Полет совы - Михаил Тарковский Страница 10
Полет совы - Михаил Тарковский читать онлайн бесплатно
— Хорошо, что вы не врёте, — невозмутимо отвечал Серёжа. — И раз мы всё-таки имеем дело с обидой, то хотелось бы узнать, с какой именно её разновидностью? В данном случае мы имеем в своём распоряжении следующие виды этого постыдного недуга: обиду за священное писание, то есть за идею, обиду за звонкий колокол-говорун и обиду за лепообразную девицу-красавицу!
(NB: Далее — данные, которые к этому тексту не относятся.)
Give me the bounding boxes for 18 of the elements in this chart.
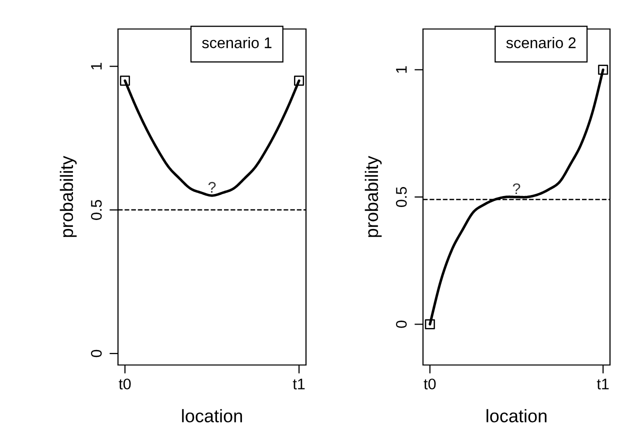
y-tick-label: 0.5: [90, 200, 102, 220]
y-tick-label: 0.5: [396, 187, 407, 208]
x-tick-label: t0: [424, 378, 436, 390]
y-tick-label: 0: [90, 350, 102, 358]
chart-title: scenario 2: [506, 37, 576, 48]
annotation: ?: [512, 183, 520, 194]
y-tick-label: 1: [91, 62, 102, 70]
x-axis-title: location: [486, 409, 546, 422]
x-tick-label: t1: [596, 378, 609, 390]
y-tick-label: 1: [396, 66, 407, 73]
y-axis-title: probability: [364, 156, 382, 237]
annotation: ?: [208, 182, 216, 193]
chart-title: scenario 1: [202, 37, 272, 48]
y-tick-label: 0: [396, 320, 407, 328]
x-tick-label: t0: [118, 378, 131, 390]
x-axis-title: location: [182, 409, 242, 422]
x-tick-label: t1: [292, 378, 305, 390]
y-axis-title: probability: [60, 156, 77, 237]
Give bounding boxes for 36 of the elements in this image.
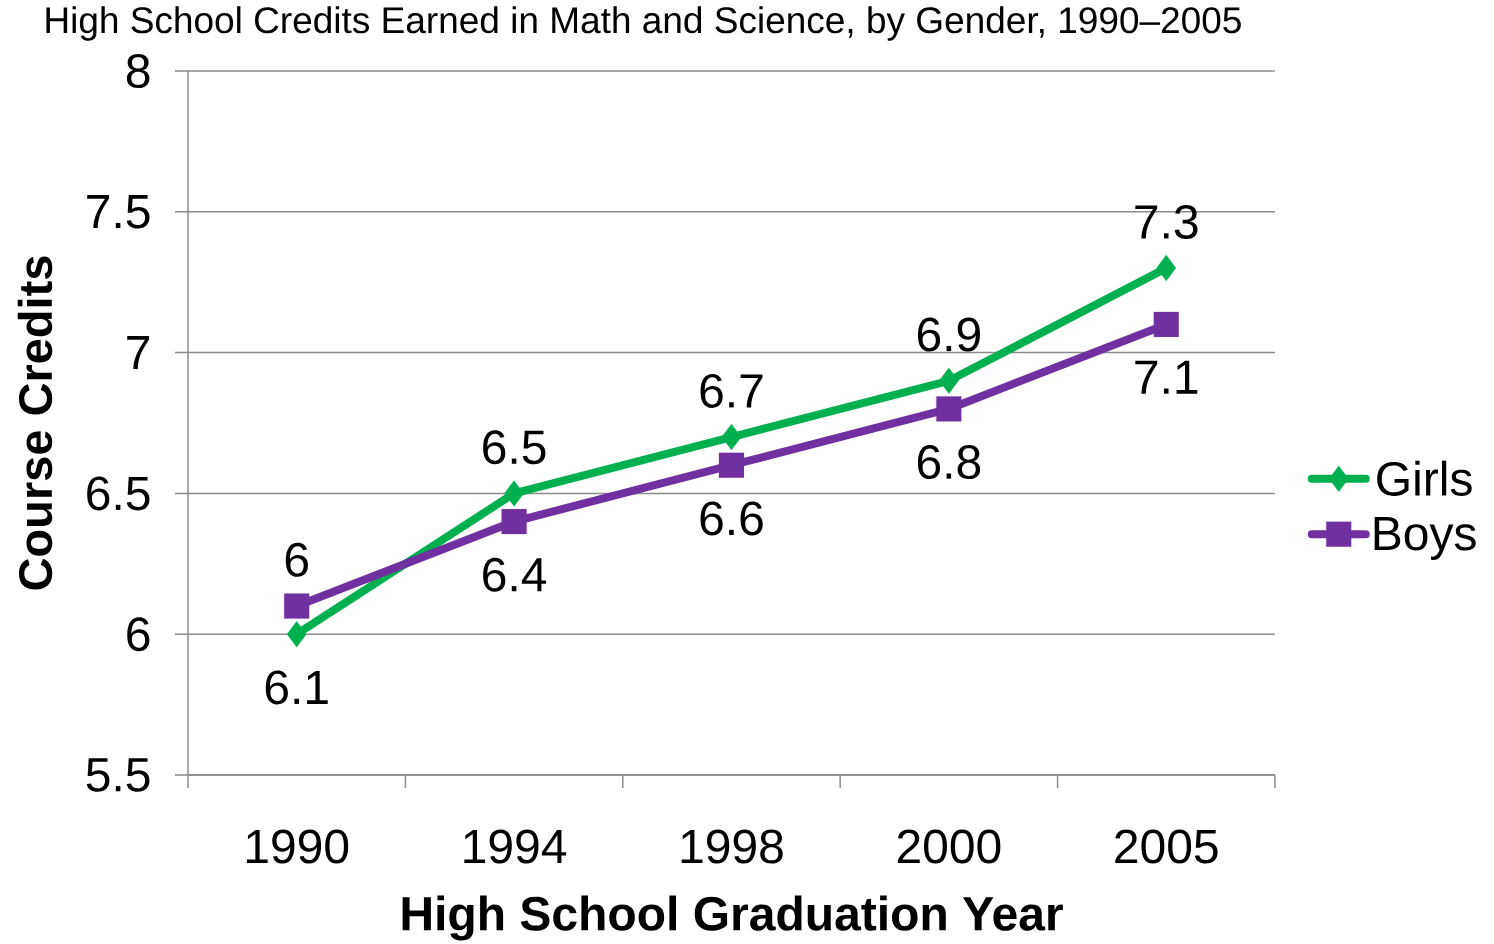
data-label: 6.4: [483, 557, 547, 592]
data-label: 7.3: [1135, 204, 1198, 239]
legend-label: Girls: [1377, 460, 1472, 496]
x-tick-label: 1998: [681, 829, 783, 864]
point: [718, 452, 745, 478]
point: [1156, 255, 1177, 282]
data-label: 6.9: [917, 317, 980, 352]
x-tick-label: 1990: [246, 829, 349, 864]
data-label: 6.7: [700, 373, 763, 408]
x-tick-label: 2000: [897, 829, 1001, 864]
y-tick-label: 8: [126, 54, 150, 88]
point: [284, 593, 310, 619]
point: [1153, 311, 1179, 337]
y-axis-title: Course Credits: [17, 256, 53, 590]
data-label: 6.1: [265, 670, 328, 705]
y-tick-label: 7: [127, 336, 150, 370]
y-tick-label: 6.5: [87, 476, 150, 511]
point: [286, 621, 307, 648]
point: [721, 424, 742, 451]
data-label: 7.1: [1135, 360, 1198, 394]
data-label: 6.5: [483, 430, 546, 465]
point: [504, 480, 524, 507]
point: [501, 509, 527, 535]
data-label: 6.6: [700, 501, 763, 536]
y-tick-label: 6: [127, 617, 150, 652]
data-label: 6.8: [917, 445, 981, 480]
point: [939, 367, 959, 394]
point: [936, 396, 962, 422]
data-label: 6: [285, 542, 308, 577]
chart-title: High School Credits Earned in Math and Science, by Gender, 1990–2005: [46, 6, 1241, 41]
y-tick-label: 5.5: [86, 758, 150, 792]
legend-label: Boys: [1374, 516, 1476, 560]
x-tick-label: 1994: [464, 829, 567, 864]
x-tick-label: 2005: [1115, 829, 1218, 864]
y-tick-label: 7.5: [87, 195, 150, 229]
x-axis-title: High School Graduation Year: [402, 895, 1063, 941]
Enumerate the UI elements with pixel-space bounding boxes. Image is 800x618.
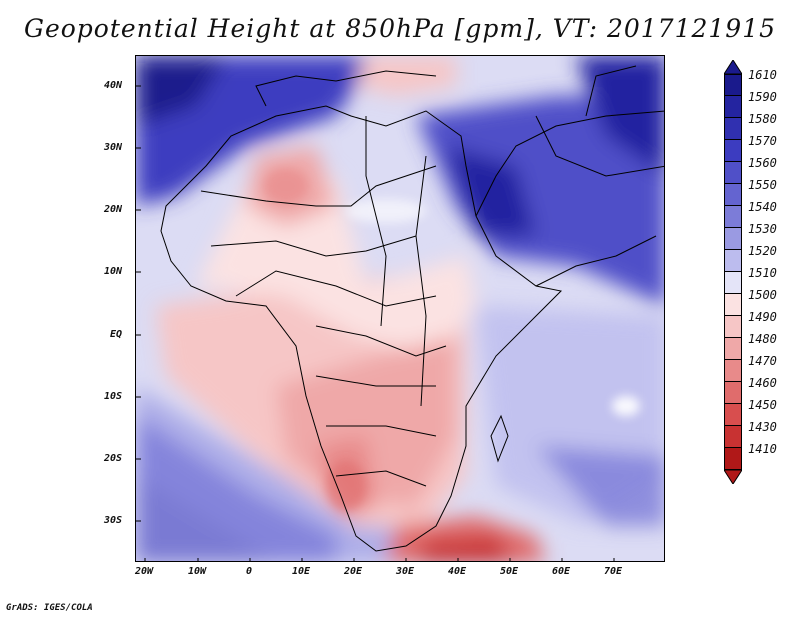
- colorbar-swatch: [724, 426, 742, 448]
- colorbar-level-label: 1590: [748, 90, 777, 104]
- credit-text: GrADS: IGES/COLA: [6, 603, 93, 613]
- colorbar-swatch: [724, 162, 742, 184]
- colorbar-level-label: 1410: [748, 442, 777, 456]
- colorbar-level-label: 1610: [748, 68, 777, 82]
- colorbar-swatch: [724, 184, 742, 206]
- colorbar-level-label: 1580: [748, 112, 777, 126]
- colorbar-swatch: [724, 250, 742, 272]
- colorbar-level-label: 1490: [748, 310, 777, 324]
- colorbar-swatch: [724, 382, 742, 404]
- coastlines: [160, 65, 664, 552]
- lat-label: 30S: [103, 515, 122, 526]
- lon-label: 20W: [134, 566, 154, 577]
- colorbar-level-label: 1540: [748, 200, 777, 214]
- colorbar-level-label: 1560: [748, 156, 777, 170]
- colorbar-swatch: [724, 228, 742, 250]
- colorbar-swatch: [724, 118, 742, 140]
- lat-label: 20S: [103, 453, 122, 464]
- lat-label: EQ: [109, 329, 122, 340]
- colorbar-level-label: 1430: [748, 420, 777, 434]
- colorbar-swatch: [724, 96, 742, 118]
- lat-label: 40N: [103, 80, 122, 91]
- colorbar-bottom-arrow: [724, 470, 742, 484]
- colorbar-swatch: [724, 206, 742, 228]
- colorbar-swatch: [724, 74, 742, 96]
- colorbar-level-label: 1480: [748, 332, 777, 346]
- colorbar-swatch: [724, 294, 742, 316]
- colorbar-swatch: [724, 338, 742, 360]
- colorbar-level-label: 1510: [748, 266, 777, 280]
- colorbar-swatch: [724, 360, 742, 382]
- lon-label: 10W: [187, 566, 207, 577]
- lat-label: 20N: [103, 204, 122, 215]
- colorbar-level-label: 1570: [748, 134, 777, 148]
- colorbar-swatch: [724, 272, 742, 294]
- lon-label: 20E: [343, 566, 363, 577]
- lon-label: 70E: [603, 566, 623, 577]
- lon-label: 10E: [291, 566, 311, 577]
- colorbar-level-label: 1500: [748, 288, 777, 302]
- height-field: [136, 56, 664, 561]
- colorbar-level-label: 1530: [748, 222, 777, 236]
- colorbar-level-label: 1460: [748, 376, 777, 390]
- lon-label: 30E: [395, 566, 415, 577]
- lat-label: 10S: [103, 391, 122, 402]
- lat-label: 30N: [103, 142, 122, 153]
- chart-title: Geopotential Height at 850hPa [gpm], VT:…: [23, 14, 777, 43]
- colorbar-level-label: 1470: [748, 354, 777, 368]
- colorbar-level-label: 1550: [748, 178, 777, 192]
- colorbar-top-arrow: [724, 60, 742, 74]
- colorbar-level-label: 1520: [748, 244, 777, 258]
- colorbar-swatch: [724, 404, 742, 426]
- lon-label: 40E: [447, 566, 467, 577]
- map-panel: [135, 55, 665, 562]
- colorbar-swatch: [724, 448, 742, 470]
- colorbar-level-label: 1450: [748, 398, 777, 412]
- lat-label: 10N: [103, 266, 122, 277]
- lon-label: 0: [245, 566, 253, 577]
- lon-label: 60E: [551, 566, 571, 577]
- lon-label: 50E: [499, 566, 519, 577]
- colorbar-swatch: [724, 316, 742, 338]
- colorbar-swatch: [724, 140, 742, 162]
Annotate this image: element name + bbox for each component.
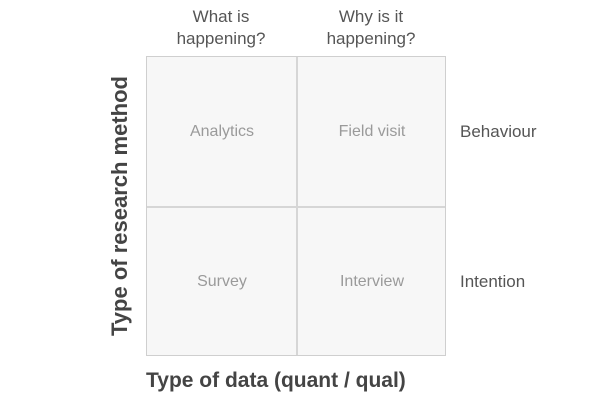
- cell-interview: Interview: [339, 273, 405, 290]
- cell-analytics: Analytics: [189, 123, 255, 140]
- quadrant-grid: Analytics Field visit Survey Interview: [146, 56, 446, 356]
- column-header-what-line2: happening?: [176, 29, 266, 48]
- column-header-why-line2: happening?: [326, 29, 416, 48]
- x-axis-title: Type of data (quant / qual): [146, 369, 406, 392]
- row-label-behaviour: Behaviour: [460, 122, 537, 141]
- column-header-what-line1: What is: [192, 7, 250, 26]
- column-header-what: What is happening?: [146, 6, 296, 50]
- column-header-why: Why is it happening?: [296, 6, 446, 50]
- row-label-intention: Intention: [460, 272, 526, 291]
- cell-survey: Survey: [197, 273, 247, 290]
- column-header-why-line1: Why is it: [338, 7, 404, 26]
- grid-horizontal-divider: [147, 206, 445, 208]
- y-axis-title: Type of research method: [107, 76, 132, 336]
- cell-field-visit: Field visit: [338, 123, 406, 140]
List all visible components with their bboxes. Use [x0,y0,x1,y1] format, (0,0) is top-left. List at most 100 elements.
Могу сказать сразу, что за идею обижаться смешно, так как от неё не убудет ни при каких обстоятельствах, обиду за вашу чугунную, простите, бронзовую головизину мы отставим, чтобы вас самих пред собой не припозорить, а за красну девицу вы обижаться не можете… и знаете почему?
Сергей Иваныч сглотнул.
— Потому что вы её ненавидите. Так ведь? Только честно, Сергей Иваныч. Ненавидите?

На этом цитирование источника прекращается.